Und Norlas Rolle für den kulturellen Austausch Norwegens mit anderen Ländern ist grundlegend. Als Kulturministerin habe ich unsere enge Zusammenarbeit immer sehr geschätzt, und Norla wird auch in Zukunft eine zentrale Rolle spielen. Die Mitarbeiter:innen machen einen unglaublich guten Job!

Welche drei Veranstaltungen sollte man auf der Leipziger Buchmesse auf keinen Fall verpassen?

Ich empfehle, an der Eröffnung des norwegischen Ehrengastprogramms auf der Leipziger Buchmesse am 27. März teilzunehmen. Ihre Königliche Hoheit Kronprinzessin Mette-Marit wird das Programm als Botschafterin der norwegischen Literatur im Ausland eröffnen. Ansonsten: Jeder hat andere Vorlieben, wenn es um Literatur geht. Jeder muss seine "cup of tea" finden. Ich rate den deutschen Lesern jedoch dringend, eine Veranstaltung mit Autoren zu besuchen, die sie noch nicht kennen - um ihren Blickwinkel zu erweitern. Von ausführlichen und fesselnden Romanen bis hin zu einer breiten Palette an Kriminalliteratur zeigt sich die norwegische Belletristik experimentierfreudig in Form und Inhalt. Besonders deutlich wird dies in der Lyrik, der Kurzprosa und den experimentellen Genres bzw. literarischen Ausdrucksformen.

Wie wichtig ist Kinder- und Jugendliteratur in Norwegen?

Zunächst einmal sind Kinder unsere wichtigsten Leser, also lautet die Antwort: sehr wichtig!
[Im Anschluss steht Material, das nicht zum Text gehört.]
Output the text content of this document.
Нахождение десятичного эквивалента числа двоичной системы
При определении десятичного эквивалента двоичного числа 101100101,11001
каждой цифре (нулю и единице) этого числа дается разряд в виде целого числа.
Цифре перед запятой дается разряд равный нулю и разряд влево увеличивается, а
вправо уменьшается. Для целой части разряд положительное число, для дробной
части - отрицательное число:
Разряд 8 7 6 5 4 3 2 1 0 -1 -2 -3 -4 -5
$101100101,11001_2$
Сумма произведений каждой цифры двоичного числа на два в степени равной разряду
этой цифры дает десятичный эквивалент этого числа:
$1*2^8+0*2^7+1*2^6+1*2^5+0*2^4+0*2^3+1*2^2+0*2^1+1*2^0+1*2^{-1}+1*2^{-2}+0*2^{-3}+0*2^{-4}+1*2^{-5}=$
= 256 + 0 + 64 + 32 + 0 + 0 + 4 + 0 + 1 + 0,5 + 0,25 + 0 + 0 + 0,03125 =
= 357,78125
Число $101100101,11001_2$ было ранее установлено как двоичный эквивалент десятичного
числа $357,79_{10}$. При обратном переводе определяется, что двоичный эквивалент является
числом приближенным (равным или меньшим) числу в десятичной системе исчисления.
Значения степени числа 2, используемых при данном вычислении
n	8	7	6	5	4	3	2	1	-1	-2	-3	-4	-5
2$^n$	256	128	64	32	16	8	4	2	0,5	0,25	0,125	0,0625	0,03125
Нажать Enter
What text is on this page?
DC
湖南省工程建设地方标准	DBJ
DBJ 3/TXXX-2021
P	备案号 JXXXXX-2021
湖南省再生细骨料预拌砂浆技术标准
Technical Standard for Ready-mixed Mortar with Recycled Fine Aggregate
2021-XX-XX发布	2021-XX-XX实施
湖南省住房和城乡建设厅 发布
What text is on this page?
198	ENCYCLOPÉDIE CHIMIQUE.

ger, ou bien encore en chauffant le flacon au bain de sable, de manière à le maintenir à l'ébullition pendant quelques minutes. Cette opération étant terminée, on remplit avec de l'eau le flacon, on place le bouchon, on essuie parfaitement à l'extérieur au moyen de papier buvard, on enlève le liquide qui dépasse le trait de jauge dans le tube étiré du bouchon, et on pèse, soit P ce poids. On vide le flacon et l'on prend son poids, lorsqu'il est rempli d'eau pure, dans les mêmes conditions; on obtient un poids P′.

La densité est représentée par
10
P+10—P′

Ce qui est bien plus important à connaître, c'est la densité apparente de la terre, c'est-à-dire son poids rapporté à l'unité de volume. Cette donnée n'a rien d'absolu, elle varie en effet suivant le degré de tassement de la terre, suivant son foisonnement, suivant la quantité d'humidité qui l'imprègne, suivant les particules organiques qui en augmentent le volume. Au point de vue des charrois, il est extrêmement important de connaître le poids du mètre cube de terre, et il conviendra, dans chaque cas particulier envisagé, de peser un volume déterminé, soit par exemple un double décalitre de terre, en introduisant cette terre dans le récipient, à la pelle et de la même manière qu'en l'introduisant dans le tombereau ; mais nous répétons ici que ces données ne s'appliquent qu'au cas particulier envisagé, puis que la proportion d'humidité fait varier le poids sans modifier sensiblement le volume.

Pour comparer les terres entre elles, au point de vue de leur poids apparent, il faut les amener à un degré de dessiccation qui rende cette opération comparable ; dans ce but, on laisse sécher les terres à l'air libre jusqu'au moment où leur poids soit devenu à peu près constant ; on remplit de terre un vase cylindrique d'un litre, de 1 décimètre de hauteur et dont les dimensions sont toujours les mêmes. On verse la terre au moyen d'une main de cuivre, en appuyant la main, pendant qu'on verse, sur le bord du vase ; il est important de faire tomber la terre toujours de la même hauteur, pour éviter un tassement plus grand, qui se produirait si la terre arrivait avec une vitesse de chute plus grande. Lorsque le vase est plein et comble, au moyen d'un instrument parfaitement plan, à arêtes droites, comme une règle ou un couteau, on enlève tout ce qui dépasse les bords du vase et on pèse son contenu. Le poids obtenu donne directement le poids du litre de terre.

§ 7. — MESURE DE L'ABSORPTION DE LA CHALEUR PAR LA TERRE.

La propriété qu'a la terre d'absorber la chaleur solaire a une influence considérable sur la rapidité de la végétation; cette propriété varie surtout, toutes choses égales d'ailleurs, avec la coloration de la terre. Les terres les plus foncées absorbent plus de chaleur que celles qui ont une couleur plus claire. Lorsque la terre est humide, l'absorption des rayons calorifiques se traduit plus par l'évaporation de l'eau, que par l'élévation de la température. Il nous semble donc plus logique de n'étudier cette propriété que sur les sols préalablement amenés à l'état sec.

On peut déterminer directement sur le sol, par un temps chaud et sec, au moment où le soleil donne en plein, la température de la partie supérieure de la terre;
Das norwegische Kulturministerium und das Ministerium für Gleichstellung haben eigene Preise für Kinder- und Jugendliteratur; es gibt zahlreiche Beispiele für Festivals und Veranstaltungen. Darüber hinaus ist die Strategie der Regierung "Gemeinsam für das Lesen - Die Lesebegeisterung" wichtig.

Was beinhaltet diese Strategie?

Die norwegischen Kinder und Jugendlichen sind weniger lesebegeistert und haben schlechtere Lesefähigkeiten als früher. Die Regierung möchte diesen Trend umkehren und eine stärkere Lesekultur aufbauen. Im Mai 2024 haben wir deshalb die Lesebegeisterungsstrategie 2024-2030 "Gemeinsam für das Lesen" vorgestellt – hoffentlich wird sie Wirkung zeigen und die Lesebegeisterung steigern. Ein wichtiges Element dabei besteht darin, Kindern und Jugendlichen einen besseren Zugang zu einem vielfältigen Buchangebot zu ermöglichen, in Schulbibliotheken zu investieren, den Vertrieb von Literatur zu stärken und gedruckten Büchern in den Schulen Vorrang einzuräumen. Darüber hinaus wird die nationale Initiative "Tid for lesing" ("Zeit zum Lesen") fortgeführt, die den Leseunterricht in Schulen stärken soll.

Die vielfältige Literaturlandschaft Norwegens inspiriert die Leser:innen in Deutschland. Was ist das Besondere an der norwegischen Literatur?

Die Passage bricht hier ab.